Steep was a pleasant surprise too, and a risked bet for Ubisoft
 

WaterAstro

Member
Is this a joke? Blizzard game quality has taken a nosedive after the Vivendi acquisition.

Ubisoft might not have a lot to lose there, though.

Uuuuuh What?

Starcraft, Diablo 2, Warcraft 3, World of Warcraft was made in that time.

Nosedive is when Activision came into ownership.
 

Agent_4Seven

Tears of Nintendo
You know what guys, if Vivendi had plans to takeover CDRP for example then I would be extremely unhappy and extremely disappointed. But Ubisoft...? I could care less about them and about their games in general along with their creative impotence which they're so trying to protect and defend like they really have something significant / really important to protect and defend.

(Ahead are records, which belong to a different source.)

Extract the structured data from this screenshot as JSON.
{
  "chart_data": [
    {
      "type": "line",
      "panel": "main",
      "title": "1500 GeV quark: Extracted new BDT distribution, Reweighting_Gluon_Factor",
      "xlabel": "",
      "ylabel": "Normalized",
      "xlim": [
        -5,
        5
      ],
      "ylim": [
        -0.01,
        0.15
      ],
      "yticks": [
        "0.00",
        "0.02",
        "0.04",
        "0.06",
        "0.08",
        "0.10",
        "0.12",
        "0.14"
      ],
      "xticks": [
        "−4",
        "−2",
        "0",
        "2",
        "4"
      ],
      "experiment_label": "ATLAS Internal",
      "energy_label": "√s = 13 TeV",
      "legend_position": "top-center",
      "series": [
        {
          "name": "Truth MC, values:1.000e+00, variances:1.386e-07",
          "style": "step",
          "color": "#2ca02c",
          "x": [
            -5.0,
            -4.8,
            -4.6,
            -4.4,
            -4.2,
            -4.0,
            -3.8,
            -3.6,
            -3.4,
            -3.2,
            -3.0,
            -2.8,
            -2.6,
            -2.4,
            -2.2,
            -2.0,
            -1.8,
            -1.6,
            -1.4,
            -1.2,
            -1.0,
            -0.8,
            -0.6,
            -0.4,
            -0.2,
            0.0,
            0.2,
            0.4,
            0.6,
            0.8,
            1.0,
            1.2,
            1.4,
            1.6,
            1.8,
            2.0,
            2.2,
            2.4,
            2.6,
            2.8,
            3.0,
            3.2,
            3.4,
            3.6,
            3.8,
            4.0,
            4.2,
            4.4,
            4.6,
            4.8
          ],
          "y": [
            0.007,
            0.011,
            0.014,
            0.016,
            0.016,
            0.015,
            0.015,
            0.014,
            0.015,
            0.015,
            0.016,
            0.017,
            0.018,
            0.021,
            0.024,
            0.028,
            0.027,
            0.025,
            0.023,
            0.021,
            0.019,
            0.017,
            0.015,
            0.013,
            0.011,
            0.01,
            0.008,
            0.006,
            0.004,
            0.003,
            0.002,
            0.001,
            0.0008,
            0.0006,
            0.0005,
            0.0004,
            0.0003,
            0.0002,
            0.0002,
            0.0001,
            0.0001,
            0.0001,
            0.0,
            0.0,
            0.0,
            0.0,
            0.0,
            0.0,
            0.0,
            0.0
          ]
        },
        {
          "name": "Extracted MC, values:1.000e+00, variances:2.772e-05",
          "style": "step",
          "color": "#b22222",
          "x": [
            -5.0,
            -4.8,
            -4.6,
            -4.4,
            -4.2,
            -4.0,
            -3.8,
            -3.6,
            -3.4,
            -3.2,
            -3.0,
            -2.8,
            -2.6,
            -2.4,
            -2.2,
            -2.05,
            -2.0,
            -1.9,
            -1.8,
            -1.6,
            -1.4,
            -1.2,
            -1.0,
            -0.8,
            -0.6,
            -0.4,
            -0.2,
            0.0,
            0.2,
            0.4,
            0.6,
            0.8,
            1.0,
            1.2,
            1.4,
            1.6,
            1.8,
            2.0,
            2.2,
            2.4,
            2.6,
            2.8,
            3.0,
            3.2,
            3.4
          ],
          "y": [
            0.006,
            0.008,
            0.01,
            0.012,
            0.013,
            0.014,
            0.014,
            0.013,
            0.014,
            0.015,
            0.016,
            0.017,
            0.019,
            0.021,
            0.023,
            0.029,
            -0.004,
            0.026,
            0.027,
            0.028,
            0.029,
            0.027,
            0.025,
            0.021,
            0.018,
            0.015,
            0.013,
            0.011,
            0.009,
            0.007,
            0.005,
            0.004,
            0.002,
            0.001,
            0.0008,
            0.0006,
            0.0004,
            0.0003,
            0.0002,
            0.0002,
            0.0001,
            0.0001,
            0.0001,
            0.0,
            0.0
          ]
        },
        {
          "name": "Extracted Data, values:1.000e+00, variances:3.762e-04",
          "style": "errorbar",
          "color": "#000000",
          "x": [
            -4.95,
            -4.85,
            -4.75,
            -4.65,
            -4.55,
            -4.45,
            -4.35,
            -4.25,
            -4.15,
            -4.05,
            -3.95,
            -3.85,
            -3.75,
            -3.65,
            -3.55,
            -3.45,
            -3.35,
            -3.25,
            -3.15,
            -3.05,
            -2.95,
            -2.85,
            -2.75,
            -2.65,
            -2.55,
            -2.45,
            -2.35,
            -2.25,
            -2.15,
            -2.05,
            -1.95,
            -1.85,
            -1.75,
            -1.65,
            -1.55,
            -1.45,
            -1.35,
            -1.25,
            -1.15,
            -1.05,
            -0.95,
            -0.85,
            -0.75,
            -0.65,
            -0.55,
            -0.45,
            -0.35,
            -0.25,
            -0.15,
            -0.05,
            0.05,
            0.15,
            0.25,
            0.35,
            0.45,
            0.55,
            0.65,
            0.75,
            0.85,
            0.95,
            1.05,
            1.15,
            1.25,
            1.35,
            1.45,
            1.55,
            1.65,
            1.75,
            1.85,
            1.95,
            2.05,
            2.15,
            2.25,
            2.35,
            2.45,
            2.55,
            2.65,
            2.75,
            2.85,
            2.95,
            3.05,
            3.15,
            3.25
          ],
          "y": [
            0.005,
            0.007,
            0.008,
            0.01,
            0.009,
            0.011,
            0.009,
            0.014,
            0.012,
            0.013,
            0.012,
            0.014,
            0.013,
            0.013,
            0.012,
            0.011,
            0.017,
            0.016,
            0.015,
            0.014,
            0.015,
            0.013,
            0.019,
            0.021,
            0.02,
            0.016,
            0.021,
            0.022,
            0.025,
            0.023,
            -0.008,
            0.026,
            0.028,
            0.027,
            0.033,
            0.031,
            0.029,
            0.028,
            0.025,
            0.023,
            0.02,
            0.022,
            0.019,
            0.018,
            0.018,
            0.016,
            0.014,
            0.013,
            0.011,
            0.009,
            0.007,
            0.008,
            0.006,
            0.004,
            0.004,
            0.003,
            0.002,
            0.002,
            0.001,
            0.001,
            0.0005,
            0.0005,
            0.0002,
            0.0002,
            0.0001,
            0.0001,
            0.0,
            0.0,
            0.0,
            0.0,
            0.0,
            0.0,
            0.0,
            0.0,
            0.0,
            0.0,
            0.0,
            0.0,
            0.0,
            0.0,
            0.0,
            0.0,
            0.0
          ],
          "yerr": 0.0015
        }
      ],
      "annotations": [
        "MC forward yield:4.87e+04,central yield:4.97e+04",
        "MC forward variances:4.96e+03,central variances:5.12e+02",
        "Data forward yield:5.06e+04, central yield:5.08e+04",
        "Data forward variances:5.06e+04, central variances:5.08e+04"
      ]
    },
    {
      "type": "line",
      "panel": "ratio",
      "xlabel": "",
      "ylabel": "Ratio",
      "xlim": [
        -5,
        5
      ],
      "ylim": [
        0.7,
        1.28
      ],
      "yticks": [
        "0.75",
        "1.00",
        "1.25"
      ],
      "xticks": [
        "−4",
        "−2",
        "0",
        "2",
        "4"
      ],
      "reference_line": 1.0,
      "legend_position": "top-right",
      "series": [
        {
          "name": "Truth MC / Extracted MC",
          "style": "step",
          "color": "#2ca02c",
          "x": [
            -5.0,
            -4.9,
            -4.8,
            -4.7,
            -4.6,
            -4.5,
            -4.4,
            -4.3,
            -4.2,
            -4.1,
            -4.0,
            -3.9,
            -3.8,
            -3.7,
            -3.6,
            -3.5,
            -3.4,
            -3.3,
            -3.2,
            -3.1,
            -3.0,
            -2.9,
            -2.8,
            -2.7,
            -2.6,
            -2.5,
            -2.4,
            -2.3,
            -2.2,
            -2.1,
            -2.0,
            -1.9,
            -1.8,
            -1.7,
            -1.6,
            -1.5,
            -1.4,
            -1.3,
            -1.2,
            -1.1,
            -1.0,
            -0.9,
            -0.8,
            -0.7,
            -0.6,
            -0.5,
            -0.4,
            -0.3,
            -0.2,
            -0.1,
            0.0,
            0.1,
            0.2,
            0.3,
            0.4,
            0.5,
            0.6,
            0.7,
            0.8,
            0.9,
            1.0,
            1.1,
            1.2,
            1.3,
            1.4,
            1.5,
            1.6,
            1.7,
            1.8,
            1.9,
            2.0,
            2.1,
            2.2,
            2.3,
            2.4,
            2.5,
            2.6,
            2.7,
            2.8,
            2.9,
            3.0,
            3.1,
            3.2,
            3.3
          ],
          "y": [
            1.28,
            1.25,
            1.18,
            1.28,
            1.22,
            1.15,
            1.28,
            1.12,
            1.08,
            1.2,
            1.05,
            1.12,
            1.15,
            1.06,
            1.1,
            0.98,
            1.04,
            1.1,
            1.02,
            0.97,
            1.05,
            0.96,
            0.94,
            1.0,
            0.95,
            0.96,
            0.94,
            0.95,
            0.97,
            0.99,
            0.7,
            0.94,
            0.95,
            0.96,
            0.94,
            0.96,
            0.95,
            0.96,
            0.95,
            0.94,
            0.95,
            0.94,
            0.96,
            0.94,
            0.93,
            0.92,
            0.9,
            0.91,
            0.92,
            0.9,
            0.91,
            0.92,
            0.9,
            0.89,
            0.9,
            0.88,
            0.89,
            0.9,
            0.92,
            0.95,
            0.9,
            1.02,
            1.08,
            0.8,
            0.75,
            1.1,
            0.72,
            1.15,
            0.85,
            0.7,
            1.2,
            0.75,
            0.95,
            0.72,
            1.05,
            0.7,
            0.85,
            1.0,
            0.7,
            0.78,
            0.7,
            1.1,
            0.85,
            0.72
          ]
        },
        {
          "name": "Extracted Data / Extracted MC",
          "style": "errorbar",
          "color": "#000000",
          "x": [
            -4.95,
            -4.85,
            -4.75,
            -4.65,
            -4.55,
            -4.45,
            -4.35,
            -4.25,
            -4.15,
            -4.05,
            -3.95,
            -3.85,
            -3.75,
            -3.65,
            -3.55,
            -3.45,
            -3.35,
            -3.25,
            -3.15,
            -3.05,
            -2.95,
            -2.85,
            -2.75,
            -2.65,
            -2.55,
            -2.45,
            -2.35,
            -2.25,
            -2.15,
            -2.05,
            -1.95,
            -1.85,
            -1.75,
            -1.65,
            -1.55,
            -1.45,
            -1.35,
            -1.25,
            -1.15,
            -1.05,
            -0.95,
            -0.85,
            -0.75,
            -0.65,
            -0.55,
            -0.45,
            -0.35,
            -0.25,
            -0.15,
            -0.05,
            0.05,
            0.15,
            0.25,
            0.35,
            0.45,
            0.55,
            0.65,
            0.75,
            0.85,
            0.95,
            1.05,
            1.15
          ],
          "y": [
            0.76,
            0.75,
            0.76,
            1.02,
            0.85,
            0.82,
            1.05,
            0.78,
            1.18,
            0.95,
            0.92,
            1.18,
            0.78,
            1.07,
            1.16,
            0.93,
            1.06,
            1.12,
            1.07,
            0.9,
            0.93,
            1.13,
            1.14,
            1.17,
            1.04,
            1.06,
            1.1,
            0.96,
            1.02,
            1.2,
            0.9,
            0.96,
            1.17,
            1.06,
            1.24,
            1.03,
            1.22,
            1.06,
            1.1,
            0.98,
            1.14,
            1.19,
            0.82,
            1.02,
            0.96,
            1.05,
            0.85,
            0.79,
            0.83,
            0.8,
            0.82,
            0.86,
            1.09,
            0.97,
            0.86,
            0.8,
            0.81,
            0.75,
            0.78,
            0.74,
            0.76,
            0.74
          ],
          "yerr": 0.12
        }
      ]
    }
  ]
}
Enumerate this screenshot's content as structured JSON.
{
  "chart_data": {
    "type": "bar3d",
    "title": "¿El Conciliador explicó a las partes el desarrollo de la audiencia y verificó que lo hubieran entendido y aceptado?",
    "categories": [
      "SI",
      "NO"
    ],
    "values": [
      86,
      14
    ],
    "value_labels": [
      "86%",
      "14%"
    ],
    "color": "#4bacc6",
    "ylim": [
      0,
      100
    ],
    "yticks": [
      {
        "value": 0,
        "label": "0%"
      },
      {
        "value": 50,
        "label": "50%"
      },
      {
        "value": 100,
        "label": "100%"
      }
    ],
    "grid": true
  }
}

This company only has good concepts and ABSOLUTE ZERO well implemented games in recent history (with very few exceptions and really well done games I care about such as Blacklist, Siege, recent major Rayman games and South Park - which they simply bought from THQ btw). Oh, and don't get me started on AC games.

All I care about from them right now is the new South Park game and maybe future SC game, the rest of their half done games / the same games with different numbers / concepts can go to hell. I realize that there's a lot of fans around the world who likes their games, but personaly I just don't give a flying F about Ubisoft... for the most part... with a very few exceptions and selected games / franchises I care about.